Investors driving this consolidation will reward companies with stable returns, low debt levels and strong environmental performance, according to the consulting firm Wood Mackenzie.
"A world on a 2-degree glidepath does not need thousands of Independents chasing volume," Luke Parker, vice president at Wood Mackenzie, said in an industry note last week. "We may come to look back on the last few months as the beginning of the consolidation that will define the oil and gas sector over the coming decade and beyond."
Additionally, the Biden administration is likely to move slowly on energy policy, partly because it likely won’t have full control of Congress and partly because Biden wants to govern from the center, said Dave Meats, a stock analyst at Morningstar.
That means investors will continue to be the main driver of changes in the energy sector.
"Anything the government does accelerates the timing," Meats added, putting industry closer in line with what its investors are already calling for.
"I don’t think [the Biden administration will] have a huge detrimental impact, and it could possibly have a positive impact if it hurries up the industry on an issue that investors are concerned about," he said.
‘We don’t compromise’
The potential for Biden to benefit the oil and gas sector depends in some ways on the president-elect’s campaign pledges on fracking.
"When it comes to governing, these issues get more complex," said Bledsoe of the Progressive Policy Institute.
In a virtual debate held Nov. 5 by the Oil and Gas Council, participants from the industry and finance world made it clear they were banking on that complexity, arguing that policy proposals such as axing new oil and gas leasing on federal lands could be used as bargaining chips when Biden faces off with a potential GOP-led Senate on his infrastructure push.
The president-elect will be focused on jobs, economic growth and infrastructure in a return from the pandemic slowdown, they said in the virtual debate. That focus is good for the oil and gas industry, and it will require compromises on some of the hard-line campaign promises, they said.
"Maybe you keep issuing permits on the most [profitable lands] and maybe pull back in other areas," said Snyder of Enverus in an interview after the debate. "Maybe that is a piece of the negotiations."

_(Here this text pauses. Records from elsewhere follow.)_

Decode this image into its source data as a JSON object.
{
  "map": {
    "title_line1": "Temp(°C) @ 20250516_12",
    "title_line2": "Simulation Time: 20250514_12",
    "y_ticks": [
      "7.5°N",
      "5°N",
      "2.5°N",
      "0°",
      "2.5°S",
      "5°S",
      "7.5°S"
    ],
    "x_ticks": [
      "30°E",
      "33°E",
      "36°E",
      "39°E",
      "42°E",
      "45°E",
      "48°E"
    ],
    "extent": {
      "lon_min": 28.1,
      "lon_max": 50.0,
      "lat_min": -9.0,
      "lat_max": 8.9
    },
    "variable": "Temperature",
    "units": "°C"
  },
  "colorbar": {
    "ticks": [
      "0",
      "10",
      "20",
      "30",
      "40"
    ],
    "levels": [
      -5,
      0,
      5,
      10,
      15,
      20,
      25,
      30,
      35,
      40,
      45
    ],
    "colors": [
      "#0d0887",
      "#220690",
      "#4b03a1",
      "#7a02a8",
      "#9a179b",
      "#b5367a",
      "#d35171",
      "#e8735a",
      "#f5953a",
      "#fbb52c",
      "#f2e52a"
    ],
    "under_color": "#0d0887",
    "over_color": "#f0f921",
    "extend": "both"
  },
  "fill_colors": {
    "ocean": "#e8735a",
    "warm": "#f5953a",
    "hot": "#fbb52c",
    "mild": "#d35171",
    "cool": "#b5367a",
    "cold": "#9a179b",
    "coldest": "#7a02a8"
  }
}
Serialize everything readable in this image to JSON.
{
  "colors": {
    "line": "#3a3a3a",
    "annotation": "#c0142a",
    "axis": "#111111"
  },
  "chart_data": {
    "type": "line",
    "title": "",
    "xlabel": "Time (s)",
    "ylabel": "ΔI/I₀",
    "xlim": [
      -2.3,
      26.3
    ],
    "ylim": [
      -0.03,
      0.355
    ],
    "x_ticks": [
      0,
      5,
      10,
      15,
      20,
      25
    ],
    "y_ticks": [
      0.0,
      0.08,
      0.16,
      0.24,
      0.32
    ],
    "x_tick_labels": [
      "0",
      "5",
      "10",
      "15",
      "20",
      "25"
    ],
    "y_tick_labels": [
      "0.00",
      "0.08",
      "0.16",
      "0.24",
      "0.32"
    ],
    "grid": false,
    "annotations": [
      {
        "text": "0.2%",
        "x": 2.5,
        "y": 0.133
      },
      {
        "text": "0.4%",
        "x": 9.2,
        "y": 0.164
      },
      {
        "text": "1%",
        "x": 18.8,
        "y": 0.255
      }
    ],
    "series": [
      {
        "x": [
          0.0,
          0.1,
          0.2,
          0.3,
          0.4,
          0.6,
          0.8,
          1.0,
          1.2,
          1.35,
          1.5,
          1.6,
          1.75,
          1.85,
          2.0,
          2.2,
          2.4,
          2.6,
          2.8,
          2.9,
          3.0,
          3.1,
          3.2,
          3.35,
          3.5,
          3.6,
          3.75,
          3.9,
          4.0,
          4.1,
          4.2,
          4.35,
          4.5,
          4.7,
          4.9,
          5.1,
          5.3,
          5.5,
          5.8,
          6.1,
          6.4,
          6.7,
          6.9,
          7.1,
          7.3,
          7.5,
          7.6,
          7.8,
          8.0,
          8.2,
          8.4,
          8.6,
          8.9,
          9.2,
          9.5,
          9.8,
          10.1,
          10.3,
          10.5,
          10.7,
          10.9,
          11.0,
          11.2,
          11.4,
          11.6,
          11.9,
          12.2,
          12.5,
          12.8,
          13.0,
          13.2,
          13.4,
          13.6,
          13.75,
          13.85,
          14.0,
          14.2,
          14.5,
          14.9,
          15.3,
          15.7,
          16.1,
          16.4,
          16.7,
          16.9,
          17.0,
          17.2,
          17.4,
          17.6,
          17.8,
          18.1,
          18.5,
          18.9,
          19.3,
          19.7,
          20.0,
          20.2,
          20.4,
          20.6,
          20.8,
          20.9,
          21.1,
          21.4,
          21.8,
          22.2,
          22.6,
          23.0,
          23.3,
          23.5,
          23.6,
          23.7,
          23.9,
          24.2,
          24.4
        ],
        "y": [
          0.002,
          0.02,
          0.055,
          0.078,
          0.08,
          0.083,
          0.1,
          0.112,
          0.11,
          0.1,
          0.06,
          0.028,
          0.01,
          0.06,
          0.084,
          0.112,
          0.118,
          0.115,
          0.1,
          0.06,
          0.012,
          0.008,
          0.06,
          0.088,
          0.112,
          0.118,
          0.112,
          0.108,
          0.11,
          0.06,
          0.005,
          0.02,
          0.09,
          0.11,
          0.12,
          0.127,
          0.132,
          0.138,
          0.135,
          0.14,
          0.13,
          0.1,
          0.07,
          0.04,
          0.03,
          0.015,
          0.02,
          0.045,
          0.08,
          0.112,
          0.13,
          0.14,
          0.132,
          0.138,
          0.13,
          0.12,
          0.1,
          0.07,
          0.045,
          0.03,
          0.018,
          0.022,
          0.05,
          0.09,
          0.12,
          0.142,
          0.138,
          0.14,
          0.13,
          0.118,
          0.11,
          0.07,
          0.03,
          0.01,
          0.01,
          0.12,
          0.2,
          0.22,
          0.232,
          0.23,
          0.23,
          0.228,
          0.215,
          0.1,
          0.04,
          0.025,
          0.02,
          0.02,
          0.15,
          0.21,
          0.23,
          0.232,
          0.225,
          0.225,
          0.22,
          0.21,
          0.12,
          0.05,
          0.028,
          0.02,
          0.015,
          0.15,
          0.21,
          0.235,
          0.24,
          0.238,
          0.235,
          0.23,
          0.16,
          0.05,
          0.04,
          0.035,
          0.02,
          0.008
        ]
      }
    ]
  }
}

Standing in the way of that moderate approach may be the environmental movement, particularly those concerned with retiring oil and gas development on federal land as soon as possible.
"We expect a fight with the Biden administration," said Jeremy Nichols, climate program director for WildEarth Guardians, a firm keep-it-in-the-ground group based in Colorado.
The advocacy group is one of a handful that have been involved in many of the successful court cases stalling leasing decisions on federal land in recent years as well as active participants in drilling and land management protests aimed at curtailing development and stoppering emissions (Energywire, Nov. 3).
While moderates in the oil and gas sector are pushing the Biden administration for more compromises with industry, advocacy groups are championing even more progressive federal land policies to reform the program and plan to fight for campaign promises around climate, according to Nichols.
The Biden climate approach appears sincere, he said. And it’s the climate argument that ultimately will undergird the federal drilling fights, he added.
"We don’t compromise on the climate crisis at this point," he said.